An upper bound for $1+\sum_{k=1}^\infty (\frac{a}{k})^k$, better than $\exp(a)$

Question

For $a>0$ is the result of $1+\sum_{k=1}^\infty (\frac{a}{k})^k$ known, or can it be upper-bounded? There is an obvious upper bound of $exp(a)$ resulting from $k^k\ge k!$ and hence: $$1+\sum_{k=1}^\infty (\frac{a}{k})^k \le \sum_{k=0}^\infty \frac{a^k}{k!} = \exp(a) $$ But can this bound be made tighter?

Answer 1

This bound derives from asymptotic analysis and works best for large $a,$ although it works for any $a \ge 0.$ For convenience, I'm dropping the +1. I'll show $$g(a):=\sum_{k=1}^\infty \big(\frac{a}{k}\big)^k < \sqrt{2 \pi x} \exp(x) \text{ where } x=a/e.$$ From Stirling's formula for the factorial, $$ \frac{k!}{k^k} = e^{-k}\sqrt{2 \pi k} \ \Big(1+\frac{1}{12k} + \frac{1}{288k^2} - ...\Big)$$ The important thing is that the terms eventually get negative signs, so if we want a bound, we can't go any further than the ones shown. Now it's an asymptotic series, so for small $k,$ we don't expect it to be terribly accurate. However, numerically it can be seen that $$ k^{-k} \le \sqrt{2 \pi k} \ \frac{ e^{-k} }{k!}\Big(1 + \frac{1}{11.84k} \Big) \text{ where } k=1, 2,...$$ Thus $$g(a) < \sqrt{2 \pi} \sum_{k=1}^\infty \frac{x^k}{k!}\sqrt{k} \Big(1+ \frac{1}{11.84k} \Big)\quad,\quad x=a/e. $$ It can be shown (MSE 3309513) that $$ \sum_{k=1}^\infty \frac{x^k}{k!} k^\epsilon \sim x^\epsilon e^x\Big(1 - \frac{\epsilon(1-\epsilon)}{2x}+...\Big) $$ Use $\epsilon=1/2$, and collect the terms properly to get $$g(a) < \sqrt{2 \pi x}e^x\Big( \big(1 - \frac{1}{8x} \big) + \frac{1}{11.84 x} \Big) .$$ The coefficient before the 1/x term is -0.0405, the important thing being it is negative. Dropping the 1/x term means the inequality will still be satisfied.

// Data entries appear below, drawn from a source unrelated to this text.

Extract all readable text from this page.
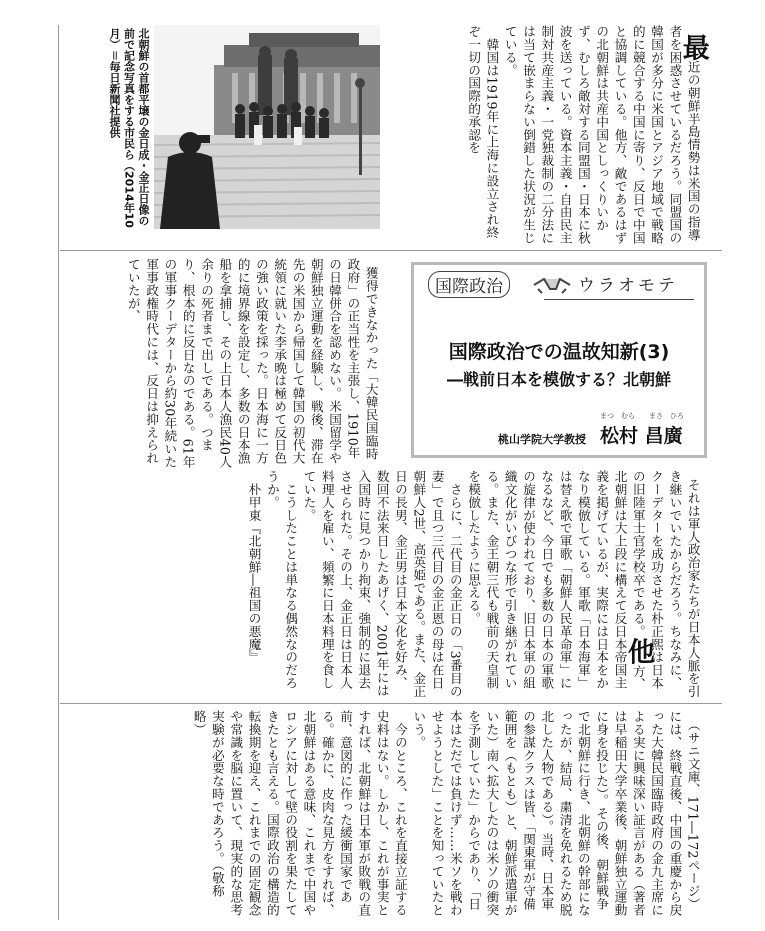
北朝鮮の首都平壌の金日成・金正日像の前で記念写真をする市民ら（2014年10月）＝毎日新聞社提供	最近の朝鮮半島情勢は米国の指導者を困惑させているだろう。同盟国の韓国が多分に米国とアジア地域で戦略的に競合する中国に寄り、反日で中国と協調している。他方、敵であるはずの北朝鮮は共産中国としっくりいかず、むしろ敵対する同盟国・日本に秋波を送っている。資本主義・自由民主制対共産主義・一党独裁制の二分法には当て嵌まらない倒錯した状況が生じている。
　韓国は1919年に上海に設立され終ぞ一切の国際的承認を

国際政治	ウラオモテ
国際政治での温故知新(3)
―戦前日本を模倣する？北朝鮮
まつ　むら　　まさ　ひろ
桃山学院大学教授 松村 昌廣

獲得できなかった「大韓民国臨時政府」の正当性を主張し、1910年の日韓併合を認めない。米国留学や朝鮮独立運動を経験し、戦後、滞在先の米国から帰国して韓国の初代大統領に就いた李承晩は極めて反日色の強い政策を採った。日本海に一方的に境界線を設定し、多数の日本漁船を拿捕し、その上日本人漁民40人余りの死者まで出しである。つまり、根本的に反日なのである。61年の軍事クーデターから約30年続いた軍事政権時代には、反日は抑えられていたが、

それは軍人政治家たちが日本人脈を引き継いでいたからだろう。ちなみに、クーデターを成功させた朴正煕は日本の旧陸軍士官学校卒である。他方、北朝鮮は大上段に構えて反日本帝国主義を掲げているが、実際には日本をかなり模倣している。軍歌「日本海軍」は替え歌で軍歌「朝鮮人民革命軍」になるなど、今日でも多数の日本の軍歌の旋律が使われており、旧日本軍の組織文化がいびつな形で引き継がれている。また、金王朝三代も戦前の天皇制を模倣したように思える。
　さらに、二代目の金正日の「3番目の妻」で且つ三代目の金正恩の母は在日朝鮮人2世、高英姫である。また、金正日の長男、金正男は日本文化を好み、数回不法来日したあげく、2001年には入国時に見つかり拘束、強制的に退去させられた。その上、金正日は日本人料理人を雇い、頻繁に日本料理を食していた。
　こうしたことは単なる偶然なのだろうか。
　朴甲東『北朝鮮―祖国の悪魔』

（サニ文庫、171―172ページ）には、終戦直後、中国の重慶から戻った大韓民国臨時政府の金九主席による実に興味深い証言がある（著者は早稲田大学卒業後、朝鮮独立運動に身を投じた）。その後、朝鮮戦争で北朝鮮に行き、北朝鮮の幹部になったが、結局、粛清を免れるため脱北した人物である）。当時、日本軍の参謀クラスは皆、「関東軍が守備範囲を（もとも）と、朝鮮派遣軍がいた）南へ拡大したのは米ソの衝突を予測していた」からであり、「日本はただでは負けず……米ソを戦わせようとした」ことを知っていたという。
　今のところ、これを直接立証する史料はない。しかし、これが事実とすれば、北朝鮮は日本軍が敗戦の直前、意図的に作った緩衝国家である。確かに、皮肉な見方をすれば、北朝鮮はある意味、これまで中国やロシアに対して壁の役割を果たしてきたとも言える。国際政治の構造的転換期を迎え、これまでの固定観念や常識を脳に置いて、現実的な思考実験が必要な時であろう。（敬称略）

I've checked this for all $a<100,$ and of course the large $a$ case reverts to asymptotics, of which this is the first term. For $a$ as small as 14, the error between 'truth' and the bound is about 1%. For numerical checking, $g(14)=971.09$ and the approximation $\tilde{g}(14)=981.203.$

Answer 2

Define $$f(a)=1+\sum_{k=1}^{\infty}\left({a\over k}\right)^k$$therefore $$f'(a){=\sum_{k=1}^{\infty}{ka^{k-1}\over k^k}\\=\sum_{k=1}^{\infty}{ka^{k-1}\over k^k}\\=\sum_{k=1}^{\infty}{a^{k-1}\over k^{k-1}}\\=\sum_{k=0}^{\infty}{a^{k}\over (k+1)^{k}}\\=1+\sum_{k=1}^{\infty}{a^{k}\over k^{k}}({k\over k+1})^k}$$Since the sequence $(1+{1\over k})^k$ is strictly increasing, then $({k\over k+1})^k$ becomes strictly decreasing and $\le {1\over 2}$ (which can be visually checked in https://www.desmos.com/calculator). Hence $$f'(a)\le 1+{1\over 2}\exp(a)$$and by integrating we obtain $$f(a)\le{1\over 2}+a+{1\over 2}\exp(a)$$or

$$1+\sum_{k=1}^{\infty}\left({a\over k}\right)^k\le {1\over 2}+a+{1\over 2}\exp(a)$$

Answer 3

First, let us obtain the integral representation of the series. Note that $$ \frac{1}{k^k} = \frac{1}{(k-1)!}\int_0^\infty e^{-kx}x^{k-1}dx, \quad k\in \mathbb{N}_{\ge 1}.$$ We have \begin{align} 1 + \sum_{k=1}^\infty \left(\frac{a}{k}\right)^k &= 1 + \sum_{k=1}^\infty a^k \frac{1}{(k-1)!}\int_0^\infty e^{-kx}x^{k-1}dx\\ &= 1 + \int_0^\infty ae^{-x} \sum_{k=1}^\infty \frac{(ae^{-x}x)^{k-1}}{(k-1)!} dx\\ &= 1 + \int_0^\infty ae^{-x} e^{ae^{-x}x} dx\\ &= 1 + \int_0^1 ay^{-ay} dy\\ &= 1 + \int_0^1 ae^{-ay\ln y} dy. \end{align} Note that $-y\ln y \le \frac{1}{e} - \frac{5}{2e}(y- \frac{1}{e})^2$ for $0 < y < 1$. An upper bound is given by \begin{align} 1 + \int_0^1 ae^{-ay\ln y} dy &\le 1 + e^{a/e}a\int_0^1 e^{-a\frac{5}{2e}(y- \frac{1}{e})^2} dy\\ &= 1 + e^{a/e}a \frac{\sqrt{\pi}}{2\sqrt{q}} \Big[\mathrm{erf}(\sqrt{q}\, e^{-1}) - \mathrm{erf}(-\sqrt{q} + \sqrt{q}\, e^{-1})\Big]\qquad (1) \end{align} where $q = \frac{5a}{2e}$. The following figure shows the upper bound (1) and the upper bound $1+\sqrt{2\pi a/e}e^{a/e}$ derived by skbmoore. It can be seen that when $a$ is small, the upper bound (1) is better than $1+\sqrt{2\pi a/e}e^{a/e}$. However, when $a > 4.5$, the upper bound (1) is worse.

I think that we can obtain better (or simpler) upper bounds by analyzing $1 + \int_0^1 ae^{-ay\ln y} dy$.